Ursachen und Symptome von Wirbelgleiten
Ursachen
Je nach Ursache unterscheidet man die erworbene von der angeborenen Spondylolisthese. Die angeborene Form geht auf eine seit Geburt bestehenden Unterbrechung des Wirbelbogens zurück, meist am letzten Lendenwirbel. Wie es allerdings zu der Unterbrechung im Wirbelbogen kommt, ist nicht bekannt. Vermutet wird eine genetische Veranlagung dazu.
Das erworbene Wirbelgleiten wird durch altersbedingte Veränderungen an der Wirbelsäule verursacht. Denn mit den Jahren verlieren die Bandscheiben – die Puffer zwischen den einzelnen Wirbeln – an Volumen. Damit verengt sich der Abstand zwischen zwei Wirbelkörpern, die Wirbelsäulensegmente werden instabil und können sich schließlich gegeneinander verschieben. Gleitwirbel können darüber hinaus auch durch eine zu starke Belastung der Wirbelsäule hervorgerufen werden. Diese so genannte isthmische Spondylolisthese findet sich beispielsweise häufig bei Leistungssportlern: Bei Sportarten, die eine starke Beugung der Wirbelsäule erfordern wie etwa Stabhochsprung oder Kunstturnen, kommt es wiederholt zu kleinsten Stressverletzungen des Wirbelbogens. Diese können mit der Zeit zum Bruch oder zur Auflösung des Bogens führen. Nach schweren Verletzungen und Operationen an der Wirbelsäule kann es ferner zum so genannten posttraumatischen Wirbelgleiten kommen.
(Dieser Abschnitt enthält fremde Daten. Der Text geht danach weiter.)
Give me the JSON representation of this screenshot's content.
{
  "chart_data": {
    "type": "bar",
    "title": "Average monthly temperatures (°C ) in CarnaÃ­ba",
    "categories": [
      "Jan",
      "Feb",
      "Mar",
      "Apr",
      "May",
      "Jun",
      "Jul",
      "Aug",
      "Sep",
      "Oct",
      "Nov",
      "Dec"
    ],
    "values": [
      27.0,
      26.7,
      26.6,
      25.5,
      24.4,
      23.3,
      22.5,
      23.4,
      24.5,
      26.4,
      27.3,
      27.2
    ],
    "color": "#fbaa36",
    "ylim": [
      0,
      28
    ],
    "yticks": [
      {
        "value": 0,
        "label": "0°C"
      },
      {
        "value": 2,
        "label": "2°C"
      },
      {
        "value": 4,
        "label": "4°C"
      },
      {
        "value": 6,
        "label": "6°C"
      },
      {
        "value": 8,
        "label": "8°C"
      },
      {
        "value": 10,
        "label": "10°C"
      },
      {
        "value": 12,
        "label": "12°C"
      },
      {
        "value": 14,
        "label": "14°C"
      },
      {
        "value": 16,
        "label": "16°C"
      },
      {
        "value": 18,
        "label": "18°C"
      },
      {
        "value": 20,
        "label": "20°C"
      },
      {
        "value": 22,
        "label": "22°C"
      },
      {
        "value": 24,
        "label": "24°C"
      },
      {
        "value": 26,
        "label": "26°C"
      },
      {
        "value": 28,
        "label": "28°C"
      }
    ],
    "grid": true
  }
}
Eine weitere, sehr seltene Form ist das pathologische Wirbelgleiten in Folge von speziellen Knochenerkrankungen.
Symptome
Charakteristische Beschwerden bei Wirbelgleiten sind dumpfe Schmerzen im Bereich der Lendenwirbelsäule. Diese können über das Gesäß bis in die Oberschenkel ausstrahlen. Der schmerzende Bereich fühlt sich meist taub an, kribbelt und ist weniger empfindungsfähig als gewohnt. Die Schmerzen sind morgens nach dem Aufstehen am stärksten ausgeprägt und lassen im Tagesverlauf etwas nach. Durch körperliche Belastung und beim Anheben und Tragen schwerer Lasten verstärken sie sich wieder. Da die Beschwerden die Beweglichkeit der Betroffenen mitunter sehr stark einschränken, nehmen diese häufig eine Schonhaltung ein. Darüber hinaus bestehen häufig Muskelverspannungen an der Lendenwirbelsäule sowie Gefühlsstörungen und Muskelschwäche in den Beinen. Nicht selten kommt es zudem zu Problemen beim Wasserlassen und beim Stuhlgang sowie zu Sexualstörungen.